As a step in developing improved microbial purity assays for LBPs, we have demonstrated that LysA2 can effectively eliminate large numbers of L. jensenii cells spiked with 10–100 CFU of either E. coli or S. aureus. Addition of LysA2 to the mixture allowed for clear identification of E. coli and S. aureus colonies during subsequent plating on MRS and TSA agar. Without addition of the lysin, E coli and S. aureus colonies are difficult to distinguish on MRS agar, highlighting the potential problem of product interference in detecting small numbers of contaminating organisms.
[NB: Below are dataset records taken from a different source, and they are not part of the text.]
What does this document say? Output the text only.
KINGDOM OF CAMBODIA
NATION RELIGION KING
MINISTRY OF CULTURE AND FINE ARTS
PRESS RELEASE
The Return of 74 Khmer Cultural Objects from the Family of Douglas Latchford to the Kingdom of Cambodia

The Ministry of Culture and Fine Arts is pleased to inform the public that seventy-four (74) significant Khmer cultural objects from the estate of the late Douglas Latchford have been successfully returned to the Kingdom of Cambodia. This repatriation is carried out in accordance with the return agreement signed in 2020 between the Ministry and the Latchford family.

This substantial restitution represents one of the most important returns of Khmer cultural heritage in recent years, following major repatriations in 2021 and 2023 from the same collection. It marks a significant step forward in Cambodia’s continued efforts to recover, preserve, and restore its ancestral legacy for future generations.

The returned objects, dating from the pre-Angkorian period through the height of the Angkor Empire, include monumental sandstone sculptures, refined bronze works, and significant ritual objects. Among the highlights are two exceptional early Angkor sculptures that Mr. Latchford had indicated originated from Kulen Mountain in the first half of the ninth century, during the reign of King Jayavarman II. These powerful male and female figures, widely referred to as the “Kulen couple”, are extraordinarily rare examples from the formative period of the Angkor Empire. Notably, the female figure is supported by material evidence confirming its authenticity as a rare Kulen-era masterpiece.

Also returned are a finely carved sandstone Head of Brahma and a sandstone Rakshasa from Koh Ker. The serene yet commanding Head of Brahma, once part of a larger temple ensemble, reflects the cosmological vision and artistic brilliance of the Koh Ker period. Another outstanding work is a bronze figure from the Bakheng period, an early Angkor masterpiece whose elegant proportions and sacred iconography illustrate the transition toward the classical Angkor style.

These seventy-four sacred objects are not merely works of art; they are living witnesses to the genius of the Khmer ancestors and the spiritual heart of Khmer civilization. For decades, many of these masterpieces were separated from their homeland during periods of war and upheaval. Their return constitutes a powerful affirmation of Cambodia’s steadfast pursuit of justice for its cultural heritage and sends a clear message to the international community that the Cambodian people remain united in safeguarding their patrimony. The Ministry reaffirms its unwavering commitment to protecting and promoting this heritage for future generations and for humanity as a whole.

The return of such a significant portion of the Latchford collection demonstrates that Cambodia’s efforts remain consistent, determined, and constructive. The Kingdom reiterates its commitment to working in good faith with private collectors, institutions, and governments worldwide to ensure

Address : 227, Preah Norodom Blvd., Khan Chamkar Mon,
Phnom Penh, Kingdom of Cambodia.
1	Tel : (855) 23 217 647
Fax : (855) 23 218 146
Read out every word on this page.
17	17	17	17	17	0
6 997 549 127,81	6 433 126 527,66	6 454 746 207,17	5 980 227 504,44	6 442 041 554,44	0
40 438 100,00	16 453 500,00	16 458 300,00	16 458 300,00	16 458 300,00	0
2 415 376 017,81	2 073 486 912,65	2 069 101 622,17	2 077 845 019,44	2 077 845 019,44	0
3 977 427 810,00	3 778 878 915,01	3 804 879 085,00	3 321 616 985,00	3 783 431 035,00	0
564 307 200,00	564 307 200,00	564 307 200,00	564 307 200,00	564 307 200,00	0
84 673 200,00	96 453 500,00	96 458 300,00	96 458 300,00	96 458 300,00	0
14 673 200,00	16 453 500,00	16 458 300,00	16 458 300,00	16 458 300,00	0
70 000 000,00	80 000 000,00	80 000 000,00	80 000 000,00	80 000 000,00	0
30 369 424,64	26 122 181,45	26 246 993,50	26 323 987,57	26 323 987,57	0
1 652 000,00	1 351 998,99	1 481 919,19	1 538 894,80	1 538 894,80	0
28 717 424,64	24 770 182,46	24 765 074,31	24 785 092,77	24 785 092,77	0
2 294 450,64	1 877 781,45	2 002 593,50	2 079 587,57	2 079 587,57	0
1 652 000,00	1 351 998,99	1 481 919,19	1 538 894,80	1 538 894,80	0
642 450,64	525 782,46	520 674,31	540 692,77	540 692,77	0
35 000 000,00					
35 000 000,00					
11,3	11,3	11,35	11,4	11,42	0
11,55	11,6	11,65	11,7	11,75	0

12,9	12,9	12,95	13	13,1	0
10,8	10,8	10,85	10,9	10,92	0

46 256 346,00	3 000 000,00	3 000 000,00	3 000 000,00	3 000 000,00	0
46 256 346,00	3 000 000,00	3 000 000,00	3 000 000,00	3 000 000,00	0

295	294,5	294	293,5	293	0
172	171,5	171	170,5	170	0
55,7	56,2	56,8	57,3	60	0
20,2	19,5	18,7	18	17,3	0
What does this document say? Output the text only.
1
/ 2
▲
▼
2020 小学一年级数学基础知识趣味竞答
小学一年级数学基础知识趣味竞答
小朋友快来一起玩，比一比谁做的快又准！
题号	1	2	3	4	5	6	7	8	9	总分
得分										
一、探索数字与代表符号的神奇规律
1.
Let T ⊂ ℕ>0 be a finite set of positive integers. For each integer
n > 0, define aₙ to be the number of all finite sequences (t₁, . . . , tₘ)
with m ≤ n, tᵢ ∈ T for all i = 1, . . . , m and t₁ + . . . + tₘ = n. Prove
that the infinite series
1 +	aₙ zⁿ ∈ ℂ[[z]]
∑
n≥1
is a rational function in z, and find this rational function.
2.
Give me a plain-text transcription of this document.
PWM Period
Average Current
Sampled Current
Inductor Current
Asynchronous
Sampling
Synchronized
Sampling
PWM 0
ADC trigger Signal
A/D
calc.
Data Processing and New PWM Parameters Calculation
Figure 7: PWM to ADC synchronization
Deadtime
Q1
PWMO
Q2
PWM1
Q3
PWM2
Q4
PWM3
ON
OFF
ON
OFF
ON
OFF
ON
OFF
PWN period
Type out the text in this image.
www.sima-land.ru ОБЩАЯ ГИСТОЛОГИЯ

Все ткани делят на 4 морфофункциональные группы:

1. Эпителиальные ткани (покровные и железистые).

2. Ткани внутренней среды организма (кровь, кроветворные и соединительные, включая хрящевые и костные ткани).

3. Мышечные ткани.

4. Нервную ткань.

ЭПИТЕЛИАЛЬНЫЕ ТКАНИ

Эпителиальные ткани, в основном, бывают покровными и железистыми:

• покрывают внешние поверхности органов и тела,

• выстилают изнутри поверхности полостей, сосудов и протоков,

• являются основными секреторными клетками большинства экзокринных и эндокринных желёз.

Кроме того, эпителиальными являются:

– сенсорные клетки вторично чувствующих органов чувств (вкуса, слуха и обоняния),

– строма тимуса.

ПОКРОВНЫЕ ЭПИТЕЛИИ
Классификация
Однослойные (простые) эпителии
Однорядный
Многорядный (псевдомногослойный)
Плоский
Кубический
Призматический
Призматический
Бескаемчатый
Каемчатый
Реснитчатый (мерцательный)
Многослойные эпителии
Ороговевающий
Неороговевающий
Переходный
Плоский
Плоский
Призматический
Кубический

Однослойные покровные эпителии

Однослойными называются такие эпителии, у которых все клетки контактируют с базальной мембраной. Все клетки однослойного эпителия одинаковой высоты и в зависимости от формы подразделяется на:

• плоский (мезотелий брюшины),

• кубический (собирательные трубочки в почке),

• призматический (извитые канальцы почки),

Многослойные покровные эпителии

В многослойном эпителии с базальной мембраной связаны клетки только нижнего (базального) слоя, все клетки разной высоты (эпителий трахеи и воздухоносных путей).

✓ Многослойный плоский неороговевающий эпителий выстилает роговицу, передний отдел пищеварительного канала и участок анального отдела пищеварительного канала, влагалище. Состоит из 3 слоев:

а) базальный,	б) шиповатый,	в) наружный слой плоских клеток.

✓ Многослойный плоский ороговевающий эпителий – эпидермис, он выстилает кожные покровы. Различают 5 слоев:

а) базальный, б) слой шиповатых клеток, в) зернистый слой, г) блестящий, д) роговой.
Incubating with lysin, in addition to plating on agar that is more conducive to growth of non-lactobacilli, can be an effective method for detecting low numbers of contaminating bacteria in the presence of a dense population of product bacteria. Additional optimization is necessary to develop LysA2 and other lysins as robust reagents for use in purity assays for LBPs. This will include determination of appropriate storage conditions, stability testing, and range of application for various species in a variety of buffers and media. Activity will need to be fully characterized for both the target organism as well as potential contaminants that we are hoping to detect. Ultimately, purity assays may involve the use of multiple lysins that may act synergistically for optimum elimination of large number of product bacteria, without affecting the growth of any potential contaminants. We feel that development of lysins as tools and reagents in purity assays for LBPs show great promise. We anticipate that using recombinant lysins in culture based assays to evaluate purity of LBPs will allow to the development of simple yet robust assays to detect both Gram-positive and Gram-negative contaminating bacteria, without the use of multiple different selective media.